When a cyclist or pedestrian talks later about an incident like this, in person or on a message board, some condescending jerk will often lecture the victim about the folly of hitting someone's car. Thank you for sharing your wisdom. Yes, it's a really bad idea and it can get you killed. But let's step back from the pragmatic perspective and reflect on how deeply, insanely divorced from reality the driver's point of view is. On one side we've got a flesh-and-blood human who's just been put in mortal danger by someone with two tons of steel. On the other we've got a person who probably has no damage or danger at all to their life or property, and at the absolute worst has a fifty dollar repair job. But the person who is in no danger is making homicidal threats to the other.

This kind of thing happens every day on our streets. It is the very definition of bullying and injustice. And it has to stop. It will not be stopped by electric cars, or fuel cells, or natural gas. It will only be stopped by shifting to a system where there are no cars.

4 comments:

Alon said...

I don't think the "We're over here" is indicative of too much. It's normal for people to refer to avatars in many kinds of gaming in the first person. "I died" is much more common than "my character died." This is true not just of hardcore gamers, who you could say treat some of their characters as extensions of themselves, but also of casual video game players. It doesn't mean anything - it's just a convenient shorthand.

murphstahoe said...

The more relevant example is that "cyclists need to follow the rules just as if they were a car"

Billy said...

There's at least two parts to this. One is the natural human response to treat sufficiently familiar tools as extensions of ourselves. (Just listen to a fixed gear rider talk about their bike for an example relevant to transportation).

The other is the marketing apparatus that has saturated Americans with the idea that their car displays their status. Thankfully the younger generations seem largely immune to this, preferring to pour their identity into an iPad instead. (Say what you will about that, but no one has run over a person with an iPad).

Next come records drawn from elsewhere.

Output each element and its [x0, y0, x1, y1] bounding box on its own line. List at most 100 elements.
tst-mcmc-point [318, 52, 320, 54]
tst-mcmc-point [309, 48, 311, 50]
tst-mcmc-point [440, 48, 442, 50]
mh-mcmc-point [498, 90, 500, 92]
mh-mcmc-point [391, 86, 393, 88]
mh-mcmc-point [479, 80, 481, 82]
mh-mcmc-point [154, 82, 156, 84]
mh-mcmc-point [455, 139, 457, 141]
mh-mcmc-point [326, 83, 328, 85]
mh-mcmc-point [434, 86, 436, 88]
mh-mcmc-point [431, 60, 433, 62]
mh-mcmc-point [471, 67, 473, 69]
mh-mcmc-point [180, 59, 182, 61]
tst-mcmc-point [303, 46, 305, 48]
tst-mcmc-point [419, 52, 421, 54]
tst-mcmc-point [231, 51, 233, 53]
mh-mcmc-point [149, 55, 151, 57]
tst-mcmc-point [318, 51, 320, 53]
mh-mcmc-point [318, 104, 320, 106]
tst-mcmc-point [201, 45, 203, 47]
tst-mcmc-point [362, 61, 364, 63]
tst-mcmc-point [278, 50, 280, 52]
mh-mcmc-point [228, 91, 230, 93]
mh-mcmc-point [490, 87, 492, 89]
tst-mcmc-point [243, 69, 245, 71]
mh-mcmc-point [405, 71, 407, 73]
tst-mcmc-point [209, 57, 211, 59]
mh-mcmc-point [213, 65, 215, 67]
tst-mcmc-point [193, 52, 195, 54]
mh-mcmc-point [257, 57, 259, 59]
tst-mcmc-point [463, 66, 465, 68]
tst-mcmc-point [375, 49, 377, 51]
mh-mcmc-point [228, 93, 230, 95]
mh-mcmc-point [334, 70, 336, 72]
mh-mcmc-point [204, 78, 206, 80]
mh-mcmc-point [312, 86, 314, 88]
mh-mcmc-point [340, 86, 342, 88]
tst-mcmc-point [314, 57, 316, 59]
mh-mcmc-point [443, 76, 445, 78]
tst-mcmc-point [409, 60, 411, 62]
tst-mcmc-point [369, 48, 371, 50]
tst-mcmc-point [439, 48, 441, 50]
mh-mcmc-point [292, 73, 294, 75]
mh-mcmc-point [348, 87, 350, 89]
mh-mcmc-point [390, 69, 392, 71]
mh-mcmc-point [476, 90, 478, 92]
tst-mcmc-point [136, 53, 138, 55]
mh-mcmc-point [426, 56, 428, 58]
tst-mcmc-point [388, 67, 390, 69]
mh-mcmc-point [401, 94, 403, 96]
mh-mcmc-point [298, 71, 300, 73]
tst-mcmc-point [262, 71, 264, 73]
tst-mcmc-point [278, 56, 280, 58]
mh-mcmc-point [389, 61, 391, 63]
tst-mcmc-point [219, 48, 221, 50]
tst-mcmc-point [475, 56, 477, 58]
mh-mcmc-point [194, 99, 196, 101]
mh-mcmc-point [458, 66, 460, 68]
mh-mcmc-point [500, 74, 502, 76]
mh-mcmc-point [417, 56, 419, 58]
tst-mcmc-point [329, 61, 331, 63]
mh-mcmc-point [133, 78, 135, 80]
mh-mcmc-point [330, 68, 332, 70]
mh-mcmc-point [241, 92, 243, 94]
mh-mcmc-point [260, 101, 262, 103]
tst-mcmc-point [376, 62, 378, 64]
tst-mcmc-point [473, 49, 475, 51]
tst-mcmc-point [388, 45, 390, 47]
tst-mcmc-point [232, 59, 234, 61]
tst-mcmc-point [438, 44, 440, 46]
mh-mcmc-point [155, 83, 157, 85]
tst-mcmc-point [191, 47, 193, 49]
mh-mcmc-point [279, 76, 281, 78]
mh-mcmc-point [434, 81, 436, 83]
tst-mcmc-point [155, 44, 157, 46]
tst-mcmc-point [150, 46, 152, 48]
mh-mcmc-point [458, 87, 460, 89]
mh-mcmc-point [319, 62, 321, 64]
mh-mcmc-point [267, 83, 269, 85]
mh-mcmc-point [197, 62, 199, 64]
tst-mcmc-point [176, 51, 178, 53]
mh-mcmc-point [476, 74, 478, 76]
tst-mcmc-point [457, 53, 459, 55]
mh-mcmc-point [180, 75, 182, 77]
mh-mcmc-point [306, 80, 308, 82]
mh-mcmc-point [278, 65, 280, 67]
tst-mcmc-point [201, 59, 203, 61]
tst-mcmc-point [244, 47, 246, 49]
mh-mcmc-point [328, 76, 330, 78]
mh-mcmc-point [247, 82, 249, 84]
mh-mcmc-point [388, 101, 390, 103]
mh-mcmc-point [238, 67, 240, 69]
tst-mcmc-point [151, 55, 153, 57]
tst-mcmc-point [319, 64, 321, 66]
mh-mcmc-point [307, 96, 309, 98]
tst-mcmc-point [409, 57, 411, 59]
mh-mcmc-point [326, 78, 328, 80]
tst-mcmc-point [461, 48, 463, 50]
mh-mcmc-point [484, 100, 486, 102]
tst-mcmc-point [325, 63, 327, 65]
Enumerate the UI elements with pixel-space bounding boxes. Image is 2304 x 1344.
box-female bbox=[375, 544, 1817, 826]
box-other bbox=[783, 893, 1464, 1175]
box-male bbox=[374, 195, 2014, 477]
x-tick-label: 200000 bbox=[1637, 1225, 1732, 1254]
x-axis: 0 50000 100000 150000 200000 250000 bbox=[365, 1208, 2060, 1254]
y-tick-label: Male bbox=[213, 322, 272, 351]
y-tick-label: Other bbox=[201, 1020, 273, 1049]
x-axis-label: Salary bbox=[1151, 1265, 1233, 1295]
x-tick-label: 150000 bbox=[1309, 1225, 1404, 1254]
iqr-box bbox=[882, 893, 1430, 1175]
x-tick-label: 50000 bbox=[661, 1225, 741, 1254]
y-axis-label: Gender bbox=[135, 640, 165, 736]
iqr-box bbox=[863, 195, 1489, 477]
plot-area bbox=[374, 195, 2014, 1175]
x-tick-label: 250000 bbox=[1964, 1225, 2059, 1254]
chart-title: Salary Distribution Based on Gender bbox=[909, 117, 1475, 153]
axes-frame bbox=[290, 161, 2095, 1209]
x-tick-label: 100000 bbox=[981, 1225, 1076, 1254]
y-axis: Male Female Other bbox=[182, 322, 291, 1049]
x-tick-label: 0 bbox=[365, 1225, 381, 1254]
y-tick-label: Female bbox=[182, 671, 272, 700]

I'd also like to see a legal shift of liability and responsibility onto the party with the more powerful and dangerous vehicle. Similar to right of way rules while sailing, liability should automatically be placed on the more dangerous vehicle until proven otherwise. I would really like to see a police department take complains of harassment or negligence seriously even in cases where the cyclist doesn't end up dead or in a hospital.

Unknown said...

One of my least favorite parts of my commute home via the R train to the Prospect Ave stop in Brooklyn is having to cross the intersection of 4th Ave and Prospect Ave to get home. 4th Ave is 6 lanes of high speed traffic. Prospect Ave itself isn't bad, but the off ramp from the Prospect Expressway right there is a drag strip. I've nearly been mowed down on numerous occasions, usually by vehicles turning at a high rate of speed. There is no traffic calming whatsoever at this intersection so the cars tend to cut the corners and take the turns fast. Once, a large SUV turned off of 4th Ave onto Prospect as I was crossing (with the light). He very nearly ran me over. In frustration (and stupidity) I smacked his bumper. He actually stopped, got out and began screaming at me. I simply ignored him and kept going. Luckily, he loved his beloved gas guzzler too much to leave it unattended to attack me.

I've tried contacting my council member and 311 to try to persuade the city to implement some kind of traffic calming, to no avail. I finally gave up and now cross 4th Ave at 17th, even though I live up Prospect. It's a marginal improvement, but more than anything the city has offered.